Слыхали, да? До шуток ль здесь. Небо стекает по древесине. Как будто оно жидкое. Вот это маразм! Ясно, что такое могло попасть в печать лишь за двойную взятку: мелкая разбивка строчек увеличивает число поллитров».

…Я уже утверждал, что с талантом не рождаются. И говорил, что не соображу, откуда он берется. Теперь, после процитированных мест, я вижу, как некоторые люди, уже будучи рожденными без таланта, не идут на поводу у природы, а ради признания готовы вцепиться в горло каждому, кто не одобряет их опусы.

Так не умолчим же, ощутив на своих ранимых интеллигентских горлах чьи-то бездарные челюсти.

В атаку на воинствующего графомана!

Переписка с графоманами

М-ну И. Е.

Дорогой И. ЕЛ

По случаю получения от вас юбилейного тридцатого письма цитируем избранные отрывки из ваших произведений.

Отрывок первый:

С кухни в нос ширнул мне плов,
Аппетитный, впрочем, кстати…
Отрывок второй:

Ревматизм суставы жует.
Вдруг кукушка мне кукует.
Отрывок третий:

Игнат пришел и кружку пива
У Дуси тучной попросил…
А пиво пенилось игриво…
Игнат аж усы намочил…
Для вящей убедительности свое поэтическое творчество вы сопровождаете прозой:

«Люди, непосредственно сидящие в редакциях, до боли в глазах и в разумах шлифуют материалы, поступающие от своих работников редакции, тогда как материалы, поступающие им в разжеванном виде от автора настоящих строк, игнорируются».

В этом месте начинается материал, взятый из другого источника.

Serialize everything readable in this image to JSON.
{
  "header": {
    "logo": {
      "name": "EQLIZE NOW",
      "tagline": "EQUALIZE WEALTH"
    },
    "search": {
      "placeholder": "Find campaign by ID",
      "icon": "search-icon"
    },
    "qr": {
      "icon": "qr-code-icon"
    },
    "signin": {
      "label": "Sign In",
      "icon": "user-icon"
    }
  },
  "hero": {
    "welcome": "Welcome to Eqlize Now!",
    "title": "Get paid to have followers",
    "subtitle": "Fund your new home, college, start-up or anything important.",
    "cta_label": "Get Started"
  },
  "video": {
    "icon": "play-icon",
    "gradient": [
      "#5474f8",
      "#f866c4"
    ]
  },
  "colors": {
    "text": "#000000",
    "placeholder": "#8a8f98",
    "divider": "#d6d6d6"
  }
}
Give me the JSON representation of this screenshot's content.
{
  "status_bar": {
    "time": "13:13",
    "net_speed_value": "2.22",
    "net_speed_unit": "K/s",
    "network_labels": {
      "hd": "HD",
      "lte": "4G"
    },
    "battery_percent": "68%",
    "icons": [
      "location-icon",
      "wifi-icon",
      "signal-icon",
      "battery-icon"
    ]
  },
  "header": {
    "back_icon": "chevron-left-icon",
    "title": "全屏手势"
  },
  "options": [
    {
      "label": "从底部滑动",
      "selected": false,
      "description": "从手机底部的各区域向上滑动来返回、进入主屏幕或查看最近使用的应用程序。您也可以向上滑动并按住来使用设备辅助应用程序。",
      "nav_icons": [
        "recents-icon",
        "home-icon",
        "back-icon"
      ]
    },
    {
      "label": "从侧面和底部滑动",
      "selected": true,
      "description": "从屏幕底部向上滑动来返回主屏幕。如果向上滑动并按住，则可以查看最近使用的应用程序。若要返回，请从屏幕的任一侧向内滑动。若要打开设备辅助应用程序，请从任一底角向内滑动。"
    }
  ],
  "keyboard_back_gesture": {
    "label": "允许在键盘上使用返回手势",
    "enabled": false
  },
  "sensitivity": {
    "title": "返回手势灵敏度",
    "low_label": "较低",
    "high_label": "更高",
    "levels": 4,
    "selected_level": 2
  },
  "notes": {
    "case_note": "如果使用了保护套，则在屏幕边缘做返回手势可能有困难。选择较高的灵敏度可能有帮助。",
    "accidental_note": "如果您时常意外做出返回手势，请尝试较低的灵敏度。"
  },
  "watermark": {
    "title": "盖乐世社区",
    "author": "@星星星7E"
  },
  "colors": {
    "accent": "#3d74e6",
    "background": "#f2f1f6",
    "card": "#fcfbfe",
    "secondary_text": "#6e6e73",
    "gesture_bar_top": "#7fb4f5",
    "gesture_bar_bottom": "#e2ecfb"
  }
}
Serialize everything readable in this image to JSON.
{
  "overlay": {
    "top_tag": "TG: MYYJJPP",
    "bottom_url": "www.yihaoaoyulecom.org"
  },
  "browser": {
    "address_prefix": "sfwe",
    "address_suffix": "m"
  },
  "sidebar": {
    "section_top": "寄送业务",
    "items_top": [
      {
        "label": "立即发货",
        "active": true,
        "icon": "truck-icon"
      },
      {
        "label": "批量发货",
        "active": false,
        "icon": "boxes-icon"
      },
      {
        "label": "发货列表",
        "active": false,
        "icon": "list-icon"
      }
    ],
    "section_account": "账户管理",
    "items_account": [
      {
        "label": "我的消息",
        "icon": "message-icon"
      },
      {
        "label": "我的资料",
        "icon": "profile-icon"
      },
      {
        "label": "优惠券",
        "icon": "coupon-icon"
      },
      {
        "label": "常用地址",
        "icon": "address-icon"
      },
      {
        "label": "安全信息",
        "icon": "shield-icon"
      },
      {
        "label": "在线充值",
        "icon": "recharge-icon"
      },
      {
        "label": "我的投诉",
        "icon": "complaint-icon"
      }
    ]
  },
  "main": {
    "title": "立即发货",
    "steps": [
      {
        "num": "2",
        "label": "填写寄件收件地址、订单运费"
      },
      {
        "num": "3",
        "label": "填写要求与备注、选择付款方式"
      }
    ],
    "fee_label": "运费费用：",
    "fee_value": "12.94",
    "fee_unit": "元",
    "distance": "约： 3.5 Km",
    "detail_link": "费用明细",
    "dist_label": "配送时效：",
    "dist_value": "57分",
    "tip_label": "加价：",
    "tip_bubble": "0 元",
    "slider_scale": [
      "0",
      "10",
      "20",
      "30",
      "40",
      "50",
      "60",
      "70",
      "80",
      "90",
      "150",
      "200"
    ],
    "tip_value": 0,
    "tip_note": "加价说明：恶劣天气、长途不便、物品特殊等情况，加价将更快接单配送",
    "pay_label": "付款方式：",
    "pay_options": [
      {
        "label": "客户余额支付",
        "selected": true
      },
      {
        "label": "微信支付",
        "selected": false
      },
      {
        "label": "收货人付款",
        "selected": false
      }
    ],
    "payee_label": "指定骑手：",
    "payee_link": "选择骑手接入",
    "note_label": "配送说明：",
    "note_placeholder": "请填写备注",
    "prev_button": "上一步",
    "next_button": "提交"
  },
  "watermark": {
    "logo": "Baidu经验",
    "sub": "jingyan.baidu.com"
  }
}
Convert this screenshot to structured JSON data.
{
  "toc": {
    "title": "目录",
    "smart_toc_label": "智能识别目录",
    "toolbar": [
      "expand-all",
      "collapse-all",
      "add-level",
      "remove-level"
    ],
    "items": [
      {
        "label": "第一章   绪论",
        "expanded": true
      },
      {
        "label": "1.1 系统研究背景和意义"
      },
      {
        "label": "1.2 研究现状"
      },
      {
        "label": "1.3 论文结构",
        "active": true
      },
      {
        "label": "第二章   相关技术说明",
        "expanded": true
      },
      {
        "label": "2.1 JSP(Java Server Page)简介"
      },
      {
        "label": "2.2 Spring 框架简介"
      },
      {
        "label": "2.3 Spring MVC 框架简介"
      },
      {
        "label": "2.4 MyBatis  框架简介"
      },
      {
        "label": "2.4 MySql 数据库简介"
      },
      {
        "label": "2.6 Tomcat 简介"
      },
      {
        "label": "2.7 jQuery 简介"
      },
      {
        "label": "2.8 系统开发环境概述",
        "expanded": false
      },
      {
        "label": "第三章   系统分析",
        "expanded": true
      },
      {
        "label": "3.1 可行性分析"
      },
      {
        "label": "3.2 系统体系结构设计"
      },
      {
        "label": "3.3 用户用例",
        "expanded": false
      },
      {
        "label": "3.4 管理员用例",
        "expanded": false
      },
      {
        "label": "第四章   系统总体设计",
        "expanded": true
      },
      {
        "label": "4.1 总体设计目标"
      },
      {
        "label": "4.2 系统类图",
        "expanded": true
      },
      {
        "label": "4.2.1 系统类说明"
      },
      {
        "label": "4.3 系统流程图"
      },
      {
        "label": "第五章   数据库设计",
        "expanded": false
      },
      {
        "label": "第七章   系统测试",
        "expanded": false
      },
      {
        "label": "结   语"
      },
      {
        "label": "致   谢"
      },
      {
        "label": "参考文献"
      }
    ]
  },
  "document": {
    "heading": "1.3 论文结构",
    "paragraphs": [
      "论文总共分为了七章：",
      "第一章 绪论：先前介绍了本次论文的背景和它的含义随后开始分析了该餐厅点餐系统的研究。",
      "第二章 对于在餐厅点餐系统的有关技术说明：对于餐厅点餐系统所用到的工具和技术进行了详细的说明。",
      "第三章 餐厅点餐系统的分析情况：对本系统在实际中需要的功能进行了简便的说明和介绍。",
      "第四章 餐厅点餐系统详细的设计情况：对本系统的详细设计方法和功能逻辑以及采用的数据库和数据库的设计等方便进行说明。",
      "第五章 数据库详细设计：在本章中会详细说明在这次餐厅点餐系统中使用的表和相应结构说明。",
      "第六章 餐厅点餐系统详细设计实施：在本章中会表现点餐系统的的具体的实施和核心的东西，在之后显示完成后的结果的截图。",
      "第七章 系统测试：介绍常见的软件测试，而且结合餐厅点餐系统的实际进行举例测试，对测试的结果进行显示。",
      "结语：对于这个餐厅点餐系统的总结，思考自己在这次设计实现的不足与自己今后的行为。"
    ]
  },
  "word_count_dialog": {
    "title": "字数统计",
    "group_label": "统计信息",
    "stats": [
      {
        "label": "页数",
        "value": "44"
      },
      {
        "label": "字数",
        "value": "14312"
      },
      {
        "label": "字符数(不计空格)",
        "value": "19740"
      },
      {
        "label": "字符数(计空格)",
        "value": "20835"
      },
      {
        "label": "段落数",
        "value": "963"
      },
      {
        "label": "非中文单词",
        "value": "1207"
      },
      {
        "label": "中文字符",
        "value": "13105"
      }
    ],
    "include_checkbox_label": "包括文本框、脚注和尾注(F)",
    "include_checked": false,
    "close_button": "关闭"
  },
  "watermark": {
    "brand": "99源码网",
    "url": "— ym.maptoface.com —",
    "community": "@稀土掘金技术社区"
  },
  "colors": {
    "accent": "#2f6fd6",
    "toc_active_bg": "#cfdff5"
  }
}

Бесценный И. ЕЛ Стихи не суставы, которые у вас с большим аппетитом пережевывает ревматизм. В разжеванном виде стихи еще менее аппетитны. Поэтому объявляем:

СТИХИ В РАЗЖЕВАННОМ ВИДЕ

РЕДАКЦИЯ НЕ ПРИНИМАЕТ

* * *
Гражданке Л., автору строк, присланных на имя главного редактора:

Ах, дура я, дура, твердила себе,
Не буду любить, ну зачем он мене..—
. . . . . . . . . .
Ах, милая Л., понимая вполне,
Что могут таить и коварство оно,
Редактор послал вам привет от себе.
— Но этих стихов о любви тем не ме,
Не нужно, — сказал он, — Не нужно мене.
* * *
Ер-ко А. К., стихотворцу, посетителю редакционных кабинетов, в которых его сочинения «рубят на корню».

Просим выслать топор, так как имеющиеся в редакции затупились о первую же строчку вашего стихотворения: «Он (литконсультант. — Э. П.) мутным взором кинул виновато».

Также для успешной порубки просим разъяснить:

1) Что замутило взор литконсультанта?

2) В кого он его кинул?

3) Попал или нет?


Кланяемся вам виновато.

* * *
Н-ну З. К., приславшему:

Ко мне пришел водопроводчик
И отопление врубил.
Я ненавижу его очень
За то, что взял с меня рубиль.
И предупредившему: «С высылкой гонорара прошу не затягивать!»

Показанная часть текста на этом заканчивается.